Jul 29, 2012; London, United Kingdom; USA players Russell Westbrook (7) and LeBron James (middle) celebrate after the men's basketball preliminary against France during the 2012 London Olympic Games at the Basketball Arena. Bob Donnan-USA TODAY Sports
By Jeff Zillgitt, USA TODAY
LONDON-It's one thing to have six NBA players, including an All-Star, on an Olympics roster.
It's another thing to have 10 All-Stars, including two MVPs (guard Kobe Bryant and forward LeBron James) and possibly a third someday (forward Kevin Durant), on an Olympics roster.
So while some of the French players can compete against U.S. players, it is difficult for France, as a team, to hang with the U.S. for four quarters.
After a tight first quarter, the U.S. pulled away from France and easily won its Olympic opener 98-71 Sunday.
France had few solutions for the 1-2 combination of James and Durant, possibly the best two players in the world who finished first and second in the 2011-12 NBA MVP voting.

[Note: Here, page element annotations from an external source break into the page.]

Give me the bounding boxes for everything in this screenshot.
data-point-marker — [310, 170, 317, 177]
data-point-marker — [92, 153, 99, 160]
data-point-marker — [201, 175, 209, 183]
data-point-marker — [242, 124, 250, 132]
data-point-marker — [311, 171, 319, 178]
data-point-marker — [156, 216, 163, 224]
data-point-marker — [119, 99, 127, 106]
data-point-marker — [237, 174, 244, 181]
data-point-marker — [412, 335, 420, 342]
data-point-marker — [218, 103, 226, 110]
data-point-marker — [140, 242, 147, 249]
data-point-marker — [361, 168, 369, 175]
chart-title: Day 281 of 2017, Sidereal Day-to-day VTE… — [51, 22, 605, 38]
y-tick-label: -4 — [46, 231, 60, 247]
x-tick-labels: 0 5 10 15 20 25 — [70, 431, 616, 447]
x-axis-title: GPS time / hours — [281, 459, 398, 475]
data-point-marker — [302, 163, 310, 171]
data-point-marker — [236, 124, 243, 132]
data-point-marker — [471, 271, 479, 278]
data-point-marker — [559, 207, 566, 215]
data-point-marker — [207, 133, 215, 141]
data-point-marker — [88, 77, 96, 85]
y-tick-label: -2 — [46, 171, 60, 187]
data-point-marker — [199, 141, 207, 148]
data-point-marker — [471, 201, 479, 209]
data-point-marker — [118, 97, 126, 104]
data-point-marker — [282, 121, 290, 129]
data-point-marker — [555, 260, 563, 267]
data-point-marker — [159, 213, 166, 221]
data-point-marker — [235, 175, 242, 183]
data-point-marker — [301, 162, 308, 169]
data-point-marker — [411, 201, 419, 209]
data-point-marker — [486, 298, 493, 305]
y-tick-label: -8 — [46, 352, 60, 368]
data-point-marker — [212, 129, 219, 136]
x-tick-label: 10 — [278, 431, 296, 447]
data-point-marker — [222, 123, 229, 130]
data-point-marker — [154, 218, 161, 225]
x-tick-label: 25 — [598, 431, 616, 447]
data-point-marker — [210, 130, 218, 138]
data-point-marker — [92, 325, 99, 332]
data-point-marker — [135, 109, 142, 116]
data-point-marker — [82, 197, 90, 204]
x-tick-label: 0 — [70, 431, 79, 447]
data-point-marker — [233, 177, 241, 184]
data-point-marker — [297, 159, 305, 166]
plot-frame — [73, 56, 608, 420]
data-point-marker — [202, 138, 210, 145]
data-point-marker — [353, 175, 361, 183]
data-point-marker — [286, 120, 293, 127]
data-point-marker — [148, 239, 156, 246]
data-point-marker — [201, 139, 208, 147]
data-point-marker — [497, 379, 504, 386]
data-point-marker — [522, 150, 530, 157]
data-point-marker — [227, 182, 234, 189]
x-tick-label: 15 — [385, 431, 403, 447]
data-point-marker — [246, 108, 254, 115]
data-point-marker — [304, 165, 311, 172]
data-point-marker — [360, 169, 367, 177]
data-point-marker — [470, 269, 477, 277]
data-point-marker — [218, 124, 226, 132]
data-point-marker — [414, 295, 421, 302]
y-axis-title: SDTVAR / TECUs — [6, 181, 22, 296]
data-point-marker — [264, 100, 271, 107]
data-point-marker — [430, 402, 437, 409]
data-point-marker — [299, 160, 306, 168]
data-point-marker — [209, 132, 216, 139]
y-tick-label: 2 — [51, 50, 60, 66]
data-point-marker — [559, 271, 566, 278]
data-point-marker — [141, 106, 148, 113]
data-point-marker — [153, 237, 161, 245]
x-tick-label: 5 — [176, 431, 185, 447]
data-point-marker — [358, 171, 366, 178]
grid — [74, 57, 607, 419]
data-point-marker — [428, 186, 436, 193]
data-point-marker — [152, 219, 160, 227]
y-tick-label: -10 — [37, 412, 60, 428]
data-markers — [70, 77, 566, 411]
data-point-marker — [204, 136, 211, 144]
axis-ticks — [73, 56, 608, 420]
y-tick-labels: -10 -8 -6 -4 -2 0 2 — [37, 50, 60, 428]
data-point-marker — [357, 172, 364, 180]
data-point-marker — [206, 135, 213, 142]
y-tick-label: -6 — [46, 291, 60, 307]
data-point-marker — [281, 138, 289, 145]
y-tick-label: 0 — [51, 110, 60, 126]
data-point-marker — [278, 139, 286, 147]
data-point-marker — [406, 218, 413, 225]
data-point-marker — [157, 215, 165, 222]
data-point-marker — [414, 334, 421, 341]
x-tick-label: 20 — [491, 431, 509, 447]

James did what he almost always does - a lot of everything extremely well. He had nine points, five rebounds and eight assists, and Durant did what he does so well - score. He had 22 points.
And the U.S. also received an unexpected lift off the bench from forward Kevin Love, who had 14 points. Love had an uninspired exhibition performance. He didn't get many minutes in the first four exhibition games, but played well against Spain last week in the USA's final exhibition game.
USA Basketball chairman Jerry Colangelo told USA TODAY Sports late last week that Love had not been playing to his capability but was encouraged by his game against Spain. It was probably encouraging for Colangelo and U.S. coach Mike Krzyzewski to see Love play the way he did against France.
The U.S. will need Love's size and rebounding throughout the competition, especially if he plays like he did Sunday.
The U.S. shot 43% from the field, including 32% on three-pointers. But they outrebounded France 56-40.
Bryant had 10 points, and Carmelo Anthony added nine points and nine rebounds for the U.S.
It was far from flawless basketball - too many jump shots, silly fouls, poor shooting - but the U.S. men's basketball team wore down France with its talent, depth, speed and strength in the first half.
France's Tony Parker, who had 10 points, gave the U.S. trouble with his penetration and scoring, and had help from Florence Pietrus. But even with six NBA players, France had trouble staying with the American talent.
The U.S. took a 52-26 lead into halftime, outscoring France 30-15 in the second quarter.